Die 60 im Buch abgebildeten Kunstwerke stammen allerdings nicht von Klee, sondern von mehr oder weniger bekannten Berner Künstlerinnen und Künstlern – viele mit Motiven aus dem Berner Oberland.
Fachwörter aus der Region
Nicht weniger originell ist der dritte Teil des Bandes: das eingangs erwähnte Wortverzeichnis. Bei der umfassenden Zusammenstellung 1600 berndeutscher Mundartbezeichnungen verschiedener Hautkrankheiten handelt es sich um ein wenig erforschtes Thema im Grenzbereich zwischen Medizin und Etymologie (Wissenschaft von der Herkunft und Entstehung von Wörtern). Die Ausdrücke sind in alphabetischer Reihenfolge gelistet und werden durch Synonyme und deren regionale Herkunft ergänzt. Neben Ausdrücken aus dem Kander-, Engstligund Simmental sind auch solche aus dem Haslital, aus dem Emmental, dem Oberaargau sowie den Städten Thun und Bern aufgeführt. Für den Sprachwissenschaftler Peter Glatthard ist Suters Sammlung ein «medizinisch-sprachlichkünstlerisches Kleinod – ein Gesamtkunstwerk».

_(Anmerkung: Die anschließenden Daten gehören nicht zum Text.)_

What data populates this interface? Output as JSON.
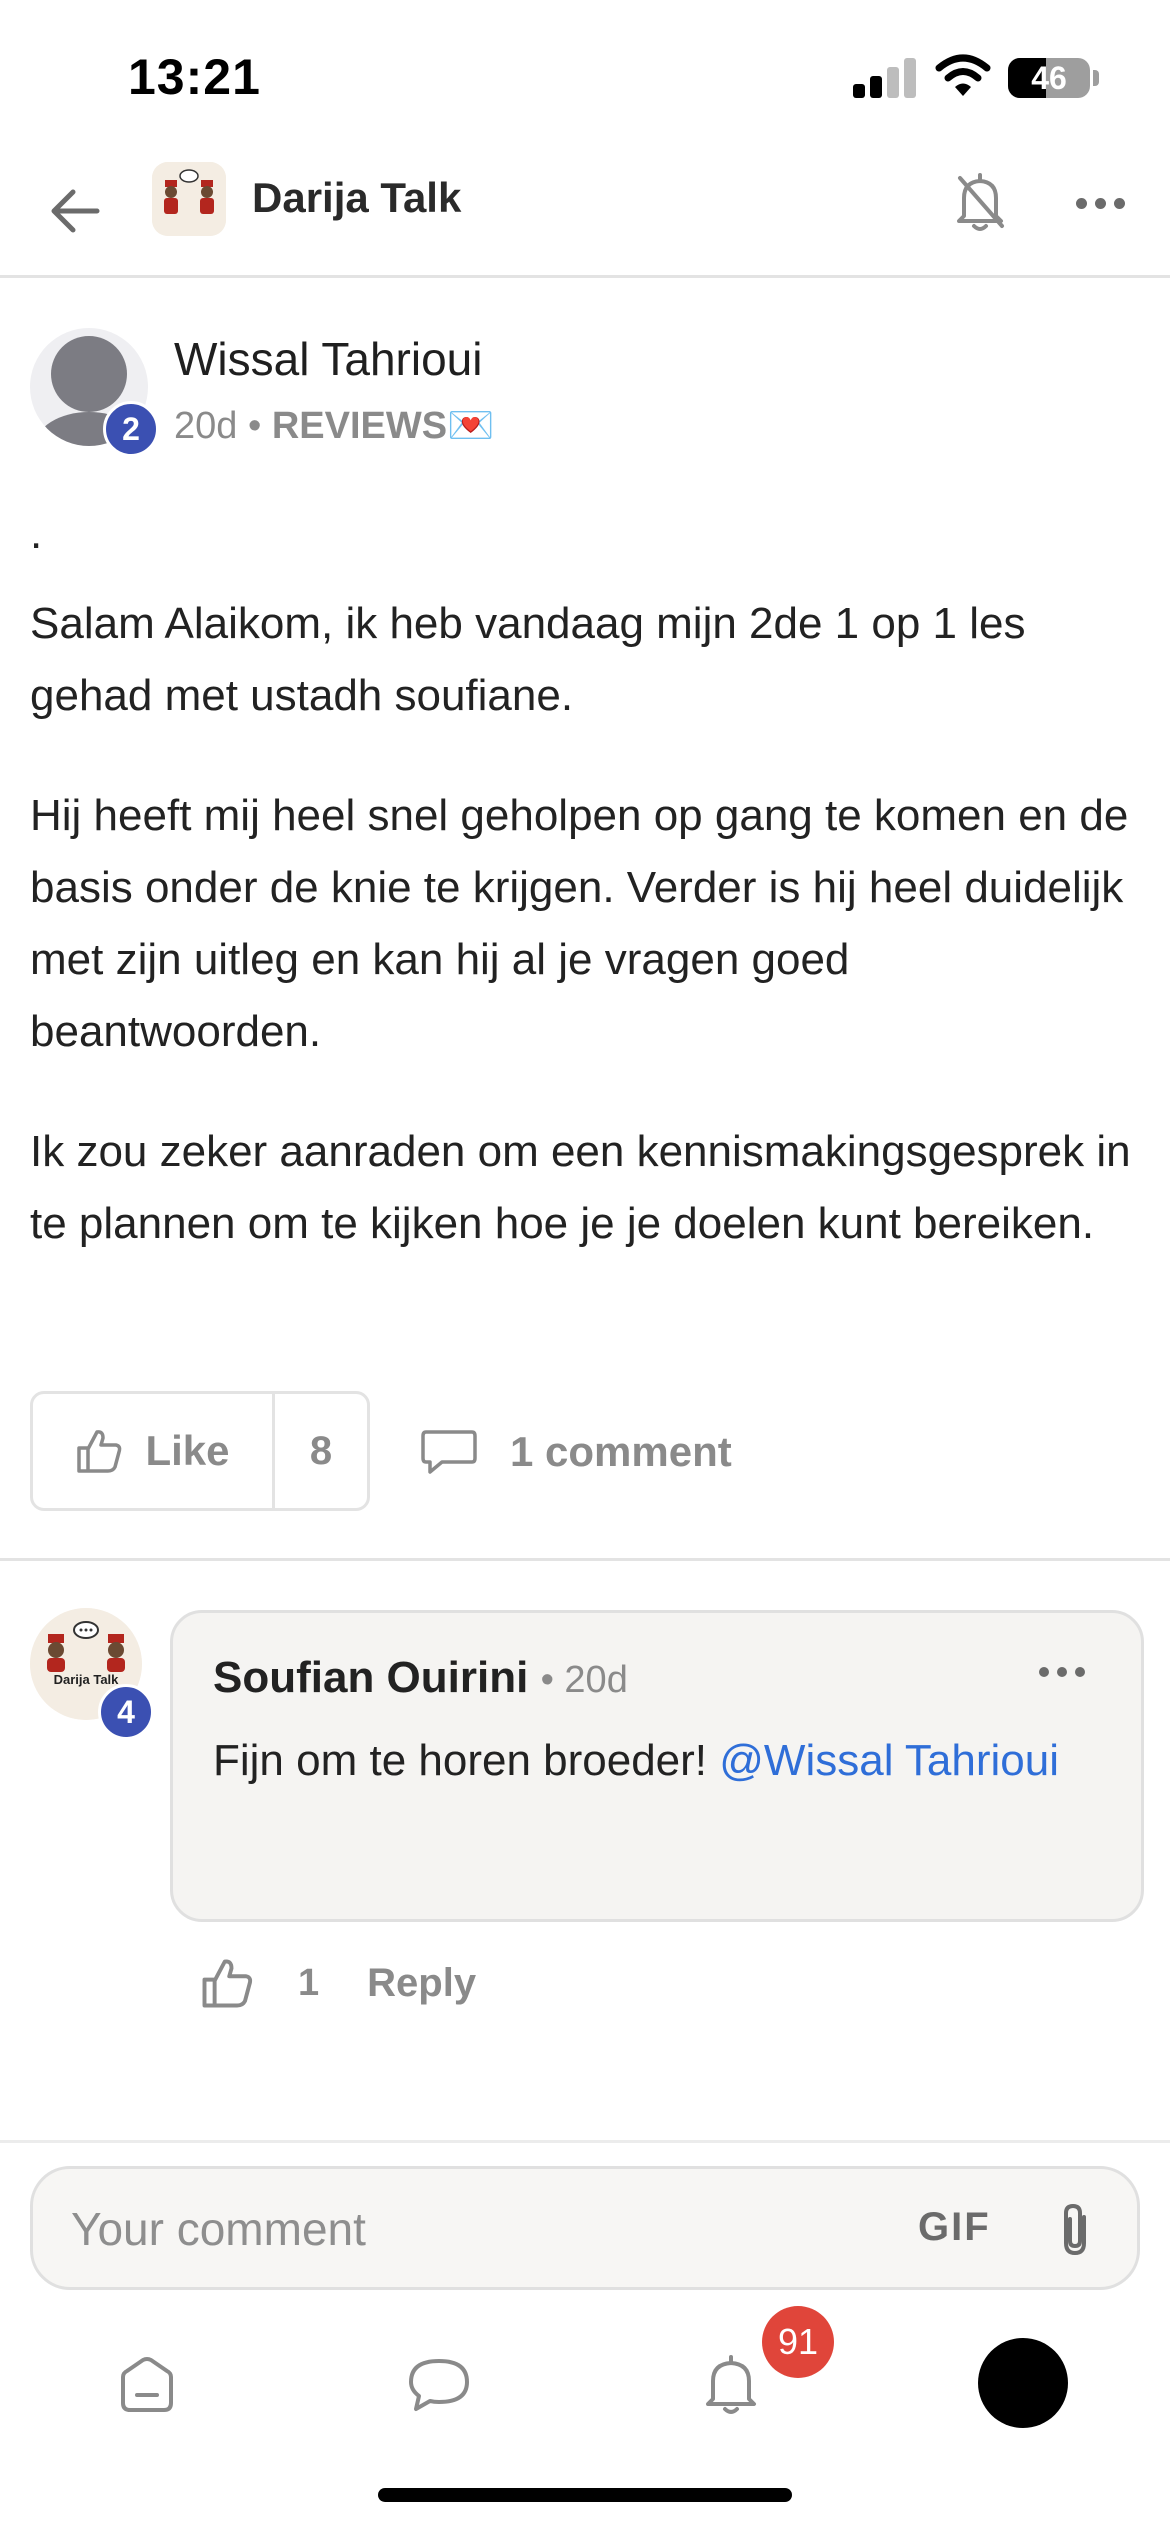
{
  "status_bar": {
    "time": "13:21",
    "battery_level": "46"
  },
  "header": {
    "group_title": "Darija Talk",
    "logo_text": "Darija Talk"
  },
  "post": {
    "author_name": "Wissal Tahrioui",
    "author_level": "2",
    "time_ago": "20d",
    "separator": "•",
    "category": "REVIEWS💌",
    "paragraphs": [
      ".",
      "Salam Alaikom, ik heb vandaag mijn 2de 1 op 1 les gehad met ustadh soufiane.",
      "Hij heeft mij heel snel geholpen op gang te komen en de basis onder de knie te krijgen. Verder is hij heel duidelijk met zijn uitleg en kan hij al je vragen goed beantwoorden.",
      "Ik zou zeker aanraden om een kennismakingsgesprek in te plannen om te kijken hoe je je doelen kunt bereiken."
    ],
    "like_label": "Like",
    "like_count": "8",
    "comment_count_label": "1 comment"
  },
  "comment": {
    "author_name": "Soufian Ouirini",
    "author_level": "4",
    "time_ago": "• 20d",
    "text": "Fijn om te horen broeder! ",
    "mention": "@Wissal Tahrioui",
    "like_count": "1",
    "reply_label": "Reply"
  },
  "composer": {
    "placeholder": "Your comment",
    "gif_label": "GIF"
  },
  "tab_bar": {
    "notification_count": "91",
    "tabs": [
      "home-icon",
      "chat-icon",
      "notifications-icon",
      "profile-avatar"
    ]
  },
  "colors": {
    "accent_blue": "#3b50b2",
    "mention_blue": "#2f6ed8",
    "badge_red": "#e0453a"
  }
}
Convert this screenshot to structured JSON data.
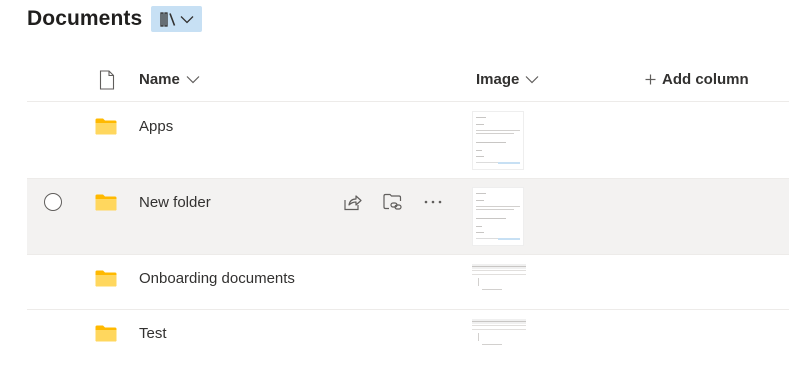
{
  "library": {
    "title": "Documents"
  },
  "view_switcher": {
    "icon": "library-view-icon",
    "chevron": "chevron-down-icon"
  },
  "columns": {
    "file_type_icon": "document-icon",
    "name": "Name",
    "image": "Image",
    "add_column": "Add column"
  },
  "rows": [
    {
      "name": "Apps",
      "icon": "folder-icon",
      "selected": false
    },
    {
      "name": "New folder",
      "icon": "folder-icon",
      "selected": false,
      "hovered": true,
      "actions": [
        "share-icon",
        "copy-link-icon",
        "more-options-icon"
      ]
    },
    {
      "name": "Onboarding documents",
      "icon": "folder-icon",
      "selected": false
    },
    {
      "name": "Test",
      "icon": "folder-icon",
      "selected": false
    }
  ],
  "colors": {
    "hover_row": "#f3f2f1",
    "view_button": "#c7e0f4",
    "folder": "#ffb900"
  }
}
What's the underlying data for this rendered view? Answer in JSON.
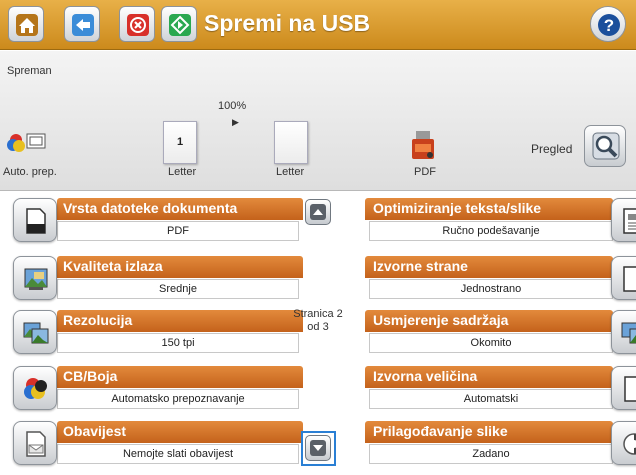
{
  "header": {
    "title": "Spremi na USB",
    "home_icon": "home-icon",
    "back_icon": "back-icon",
    "stop_icon": "stop-icon",
    "start_icon": "start-icon",
    "help_icon": "help-icon",
    "accent_color": "#d99a2e"
  },
  "status": {
    "text": "Spreman"
  },
  "preview": {
    "zoom": "100%",
    "auto_prep_label": "Auto. prep.",
    "page_number": "1",
    "page1_label": "Letter",
    "page2_label": "Letter",
    "format_label": "PDF",
    "preview_label": "Pregled"
  },
  "settings": {
    "left": [
      {
        "label": "Vrsta datoteke dokumenta",
        "value": "PDF"
      },
      {
        "label": "Kvaliteta izlaza",
        "value": "Srednje"
      },
      {
        "label": "Rezolucija",
        "value": "150 tpi"
      },
      {
        "label": "CB/Boja",
        "value": "Automatsko prepoznavanje"
      },
      {
        "label": "Obavijest",
        "value": "Nemojte slati obavijest"
      }
    ],
    "right": [
      {
        "label": "Optimiziranje teksta/slike",
        "value": "Ručno podešavanje"
      },
      {
        "label": "Izvorne strane",
        "value": "Jednostrano"
      },
      {
        "label": "Usmjerenje sadržaja",
        "value": "Okomito"
      },
      {
        "label": "Izvorna veličina",
        "value": "Automatski"
      },
      {
        "label": "Prilagođavanje slike",
        "value": "Zadano"
      }
    ]
  },
  "pagination": {
    "line1": "Stranica 2",
    "line2": "od 3"
  },
  "colors": {
    "setting_header": "#d8742a",
    "highlight_border": "#2a7fd4"
  }
}
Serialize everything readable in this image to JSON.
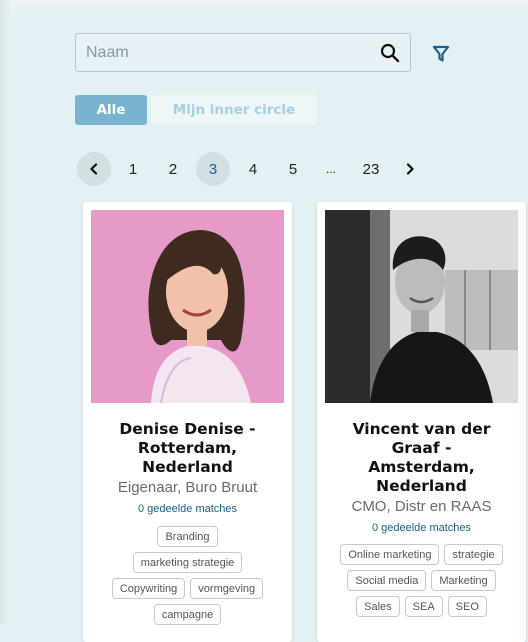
{
  "search": {
    "placeholder": "Naam",
    "value": ""
  },
  "tabs": [
    {
      "label": "Alle",
      "active": true
    },
    {
      "label": "Mijn inner circle",
      "active": false
    }
  ],
  "pagination": {
    "prev_icon": "chevron-left-icon",
    "next_icon": "chevron-right-icon",
    "pages": [
      "1",
      "2",
      "3",
      "4",
      "5",
      "...",
      "23"
    ],
    "current": "3"
  },
  "icons": {
    "search": "search-icon",
    "filter": "filter-icon"
  },
  "colors": {
    "accent": "#78b4cf",
    "link": "#1d5f84",
    "background": "#e3f0f4"
  },
  "profiles": [
    {
      "name_lines": [
        "Denise Denise -",
        "Rotterdam,",
        "Nederland"
      ],
      "role": "Eigenaar, Buro Bruut",
      "matches": "0 gedeelde matches",
      "tag_rows": [
        [
          "Branding"
        ],
        [
          "marketing strategie"
        ],
        [
          "Copywriting",
          "vormgeving"
        ],
        [
          "campagne"
        ]
      ]
    },
    {
      "name_lines": [
        "Vincent van der",
        "Graaf -",
        "Amsterdam,",
        "Nederland"
      ],
      "role": "CMO, Distr en RAAS",
      "matches": "0 gedeelde matches",
      "tag_rows": [
        [
          "Online marketing",
          "strategie"
        ],
        [
          "Social media",
          "Marketing"
        ],
        [
          "Sales",
          "SEA",
          "SEO"
        ]
      ]
    }
  ]
}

Abschliessend sei noch der Titel dieses Textes aufgelöst: «Gjätt» steht für eine harmlose, aber kosmetisch störende «Alterswarze» am Rumpf; «e Lugihoger» und «e zwöite Gring» ist eine baumnussgrosse Talgzyste an der Stirn oder auf dem Haarboden; unter «Luusezybi» versteht man einen glatten Scheitel, auf dem die Läuse hinabgleiten können («Zybi» = Gleitbahn auf dem Eis oder auf vereister Strasse); «es Muusfääli» ist ein grosses, behaartes, braunes Muttermal. Märzendräck sind Sommersprossen.